Saturday, June 8, 2013

Baghdad

This morning was like every other Saturday morning, woke up, ready for my busy day.  I was driving home from picking up my fruits and vegies from the farmers market, I looked over my shoulder to back out of my parking space and tears filled my eyes as I glanced at the empty space that a car seat used to fill.  My strength unraveled quickly, and the reality of my life swept my good day away.  Snap, just like that it's Baghdad.

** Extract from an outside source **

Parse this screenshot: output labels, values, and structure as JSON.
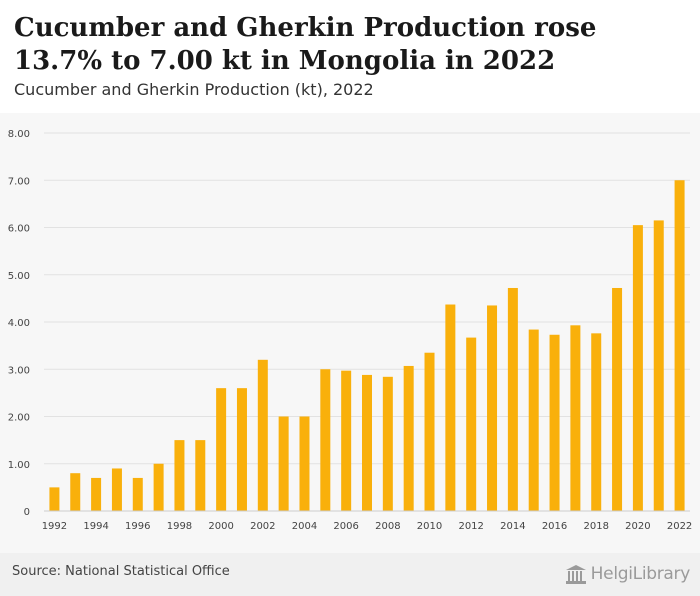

I think it is Joyce Meyer who quotes "The mind is a battlefield".  I have never personally experienced a battlefield first hand, but some days the explosions of memories, thoughts, what ifs, what could be, why, why, why, that day, those memories is more than my body feels like it can handle.  The emotions tied to those memories are so powerful and not all positive.  The negative ones are like a small drop of poison and sometimes that small drop seeps through and poisons my entire being.  Then comes the war zone.  Memories are like bombs exploding in my head one after the other.  Kelsie, Dylan, Jeff, Me, the hurt runs deep.  A year and a half of living in loss, thankfully makes these days few and farer and farer between, but it takes just one moment of weakness in complete vulnerability, one moment of basking in the emotions that I work tirelessly to hold at bay and "snap" it's Baghdad.  The hopelessness in these moments, I have learned is ok.  Sometimes the moment is just a moment, sometimes its days, sometimes its weeks, and sometimes it has been months, but it's a part of the brokenness that is who I am.  So I sit in silence, alone, I allow the war to go on.  If I try to stop it, the repercussions of it's revengeful fury are devastating.  No comfort is necessary, the pain is.  It sucks but it's true, the pain, the raw heartache of loss and the pain that I endure is necessary.  The tears that pour from my soul are healing, the cries that clash with the silence are cleansing.  

**Soap Box Warning**
I wish more health professionals prescribed monitored pain therapy instead of pills to mask it.  My best therapist gave me this gift.  He taught me how to endure the pain, how to allow my mind to give into the thoughts instead of fighting them.  He taught me that strength is relative and pain is real.   He was not a Christian but allowed me to bring my faith into the pain.  We sifted through scripture and through the history of the Bible to find ways for me to relate to the pain that others have endured.  He taught me how the human body was designed to respond to crisis, how the brain functions in the midst of tragedy.  My physician prescribed Zoloft.  I took Zoloft for a month and with my therapists recommendation I weaned myself off after thirty days.  I fully understand the necessity of prescribed anti anxiety but I wish it was a last resort method.  I wish our Doctors would talk about diet, exercise, the necessity to feel and endure pain, collaborate with other health professionals to ensure the success of their patients.  It takes an army to fight the war, one little pill is just one bullet in a small gun.  I guess I mostly wish that ensuring that the perception of  "being happy" wasn't so sought after in society (absolutely guilty of this).  It could possibly make those of us that have moments, days, weeks, months, years like this seem not so alone.   Some days you just can't "positive think" your reality away.